The first time it rained, red mud flowed down our street and into the sewers. Apparently when they cut down the trees, they also dug up the grass and weeds, so now there was nothing to prevent the erosion of the soil and it was clogging up our sewers and causing flooding in some of the houses on our street. Calls to the city went nowhere. People said they were told that there are little hiccups when you have progress. I’m sure those with flooded basements didn’t think this was a little hiccup. Large equipment was soon appearing on the property and eventually a crew arrived that would be putting in the utilities such as water lines, sewers and underground utilities. Our road leading to our homes was torn up and gravel was used to fill them in. More rain came and small rocks flowed down our street and our sewers became blocked again. Cars that were parked on the street literally had to be shoveled out to remove the rocks and dirt that were deposited around them. Holes appeared next to the drains on our street. The city came out and placed cones around the holes, but didn’t repair them. They said they would fix it when the construction was done. Or maybe they will fix it when it becomes a sink hole and swallows up someones car.

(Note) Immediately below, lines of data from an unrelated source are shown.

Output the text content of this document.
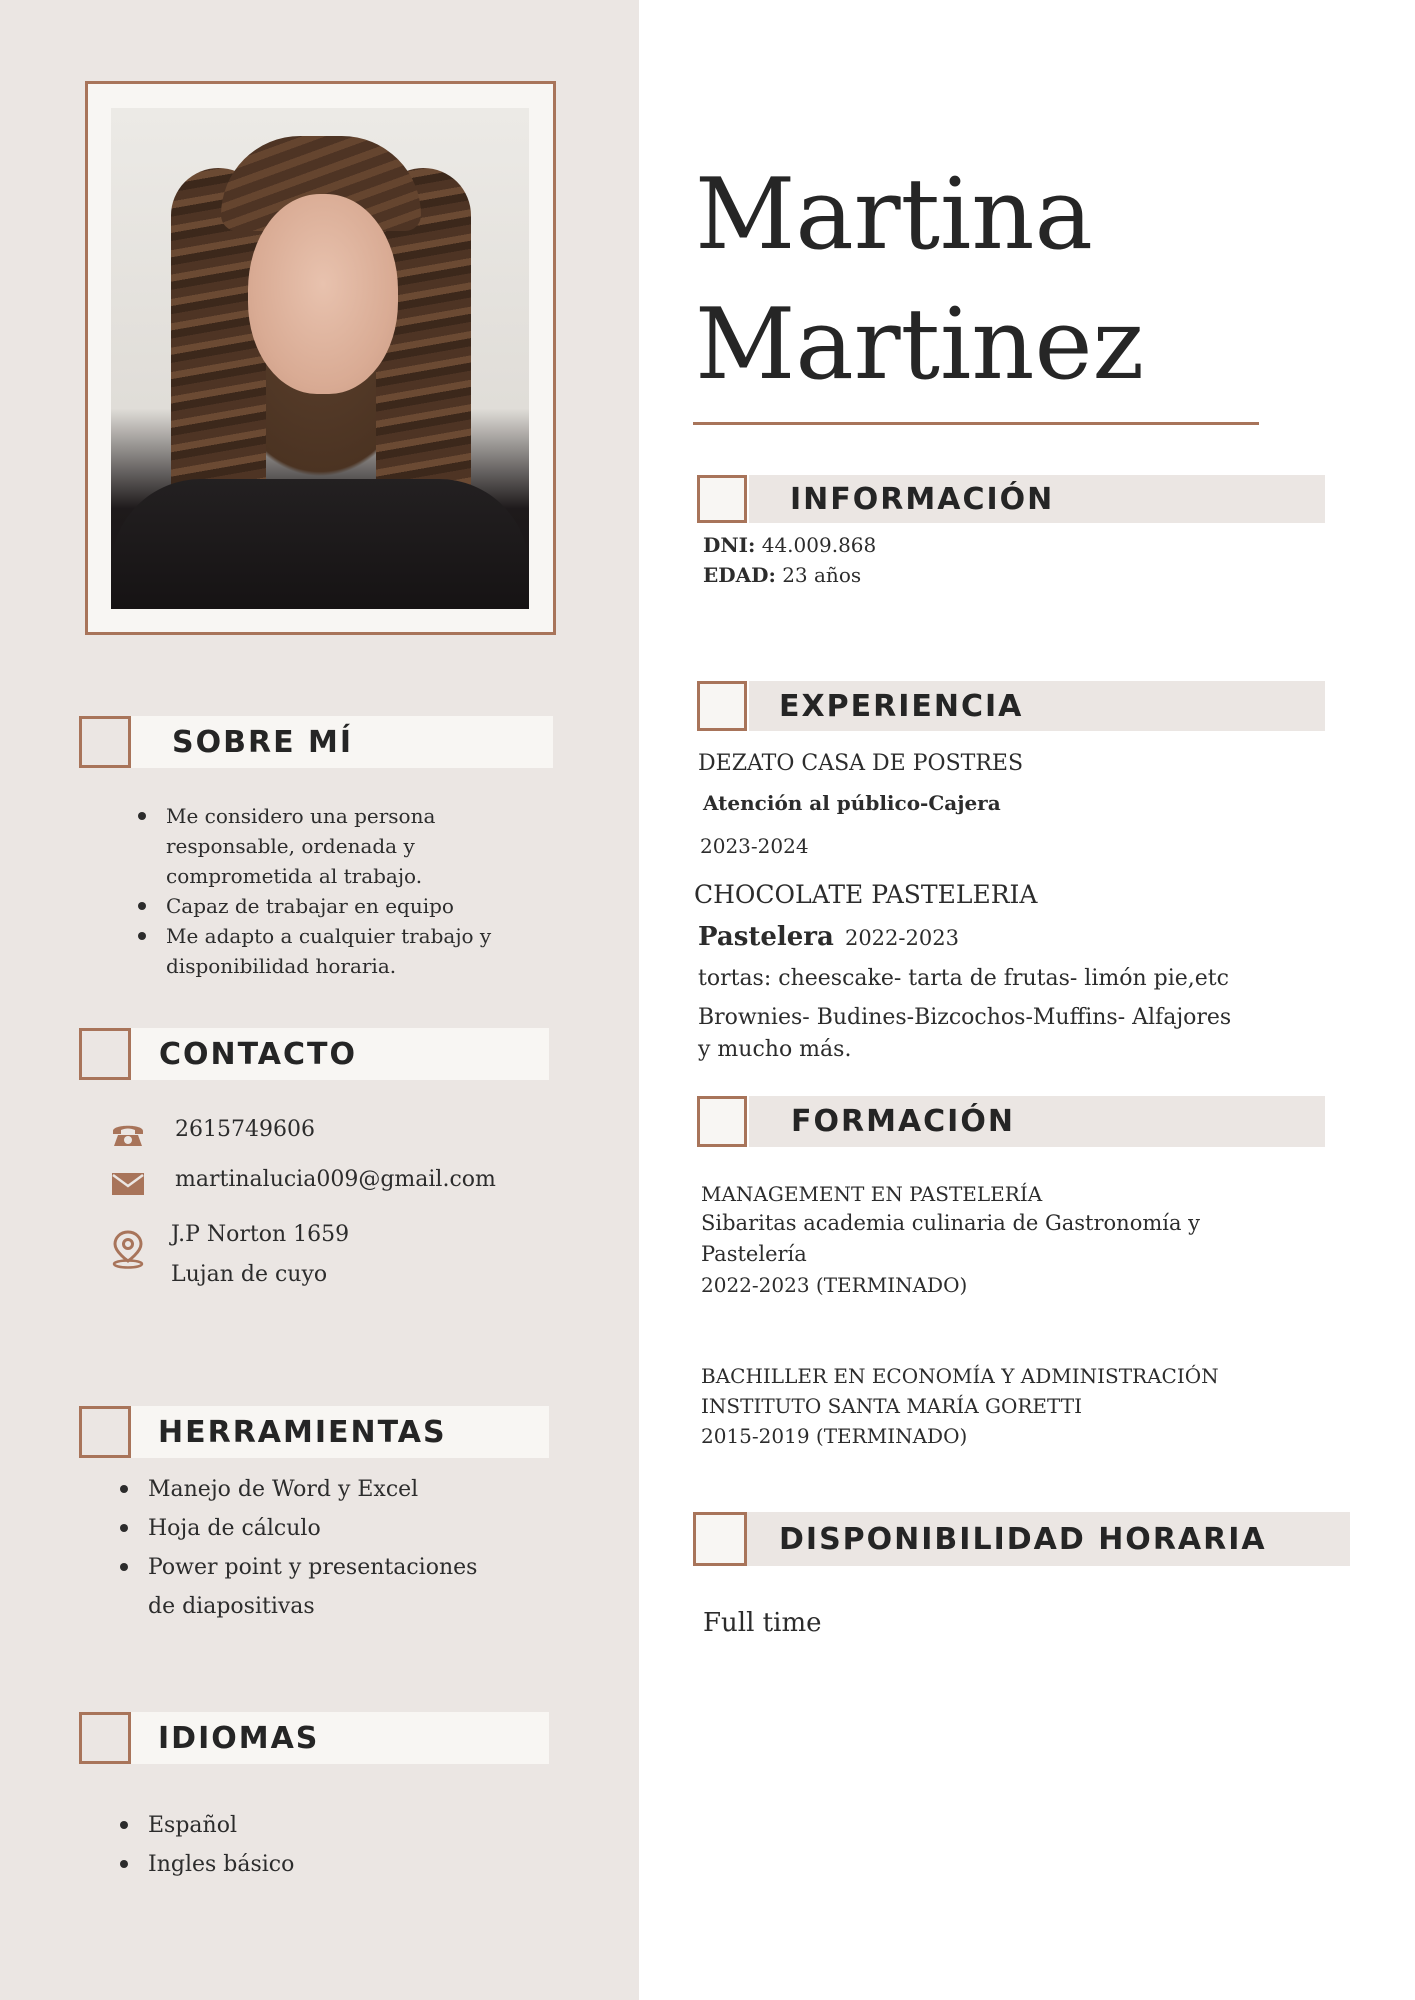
SOBRE MÍ
Me considero una persona
responsable, ordenada y
comprometida al trabajo.
Capaz de trabajar en equipo
Me adapto a cualquier trabajo y
disponibilidad horaria.
CONTACTO
2615749606
martinalucia009@gmail.com
J.P Norton 1659
Lujan de cuyo
HERRAMIENTAS
Manejo de Word y Excel
Hoja de cálculo
Power point y presentaciones
de diapositivas
IDIOMAS
Español
Ingles básico
Martina
Martinez
INFORMACIÓN
DNI: 44.009.868
EDAD: 23 años
EXPERIENCIA
DEZATO CASA DE POSTRES
Atención al público-Cajera
2023-2024
CHOCOLATE PASTELERIA
Pastelera 2022-2023
tortas: cheescake- tarta de frutas- limón pie,etc
Brownies- Budines-Bizcochos-Muffins- Alfajores
y mucho más.
FORMACIÓN
MANAGEMENT EN PASTELERÍA
Sibaritas academia culinaria de Gastronomía y
Pastelería
2022-2023 (TERMINADO)
BACHILLER EN ECONOMÍA Y ADMINISTRACIÓN
INSTITUTO SANTA MARÍA GORETTI
2015-2019 (TERMINADO)
DISPONIBILIDAD HORARIA
Full time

One day the crews cut our fiber lines for our cable and internet. They didn’t call it in and they didn’t stay around to wait for the company to come out and repair it. Stopping to speak to the repair guys on the second day we learned that this particular “utility installer” does it all the time at every site they are developing. We were out of television, internet and phone service for three days. Our provider said they would bill them for the repairs and the state would fine them because they never called in to see where the fiber lines were at. Which is probably why our water lines were cut several days later. Of course they tried to say that was a planned water “outage.” Shouldn’t you notify the residents that they will be without water during a certain time if it was planned? “Yes.” That was the county’s reply, but they were quick to add, “Progress means having to put with little inconveniences.” First hiccups and now inconveniences.
Our street was repaved in August, but only half of it. The rest was patched here and there. Holes and cracks are already making an appearance. I can’t wait to see what it will look like after the snowplows make a few passes this winter after a snowfall. We should have a lot of new potholes come next spring. The developer put up signs on each lot showing where each house will go. We noticed that it dropped from 16 houses to only 14. Then they apparently sold the property to another developer who put up new signs. They also raised the starting price for the new homes. Yep, looks like progress.